My own contribution this year evaluated the study of a professional qualification as a career development strategy. This is an on-going piece of research focusing on the CIPR Diploma 1998-2017. I was thrilled to be scheduled to present between Donald K Wright and Roger Hayes, both of whom appeared in my initial archival research at the fantastic History of Advertising Trust (where the Chartered Institute of Public Relations archive is held).

It might seem strange to suggest that 2017 is history and worthy of research. But it is important to capture and examine the past as it is occurring – particularly in an era when our records are increasingly digitalised. Indeed, I’d welcome greater focus on modern opportunities and challenges in undertaking historical research (the focus of my papers in the last two years).

In addition, I really would like to see greater collaboration between academics and PR practitioners in examining organisational histories, case study scenarios and biographies of more diverse individuals and, indeed, teams of people.
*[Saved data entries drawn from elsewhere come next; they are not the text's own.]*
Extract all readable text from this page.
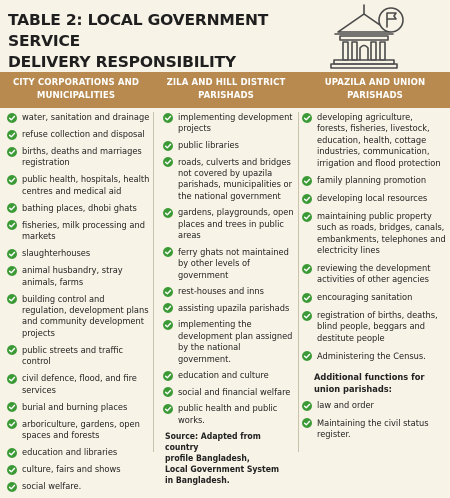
TABLE 2: LOCAL GOVERNMENT SERVICE
DELIVERY RESPONSIBILITY
CITY CORPORATIONS AND
MUNICIPALITIES
ZILA AND HILL DISTRICT
PARISHADS
UPAZILA AND UNION
PARISHADS
water, sanitation and drainage
refuse collection and disposal
births, deaths and marriages registration
public health, hospitals, health centres and medical aid
bathing places, dhobi ghats
fisheries, milk processing and markets
slaughterhouses
animal husbandry, stray animals, farms
building control and regulation, development plans and community development projects
public streets and traffic control
civil defence, flood, and fire services
burial and burning places
arboriculture, gardens, open spaces and forests
education and libraries
culture, fairs and shows
social welfare.
implementing development projects
public libraries
roads, culverts and bridges not covered by upazila parishads, municipalities or the national government
gardens, playgrounds, open places and trees in public areas
ferry ghats not maintained by other levels of government
rest-houses and inns
assisting upazila parishads
implementing the development plan assigned by the national government.
education and culture
social and financial welfare
public health and public works.
Source: Adapted from country
profile Bangladesh,
Local Government System
in Bangladesh.
developing agriculture, forests, fisheries, livestock, education, health, cottage industries, communication, irrigation and flood protection
family planning promotion
developing local resources
maintaining public property such as roads, bridges, canals, embankments, telephones and electricity lines
reviewing the development activities of other agencies
encouraging sanitation
registration of births, deaths, blind people, beggars and destitute people
Administering the Census.
Additional functions for
union parishads:
law and order
Maintaining the civil status register.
It was useful to consider the on-going application and validity of theoretical constructs and frameworks that continue to be taught – such as systems theory and the ‘boundary-spanning’ concept. Again, there is considerable scope to reflect critically using historical research on established and emerging theories and practices.

I enjoyed in particular a number of papers from young researchers derived from their undergraduate or post-graduate research. These seemed willing to highlight failings and challenge practice in a robust way rather than simply narrate stories of success.

For me, this was the most important outcome from #IHPRC18 – not only can we do more to learn (and share) from the history of public relations – we can benefit measurably from determining the lessons of failure.

IHPRC 2019 is on 26 and 27 June in Bournemouth. There will be a call for papers later this year.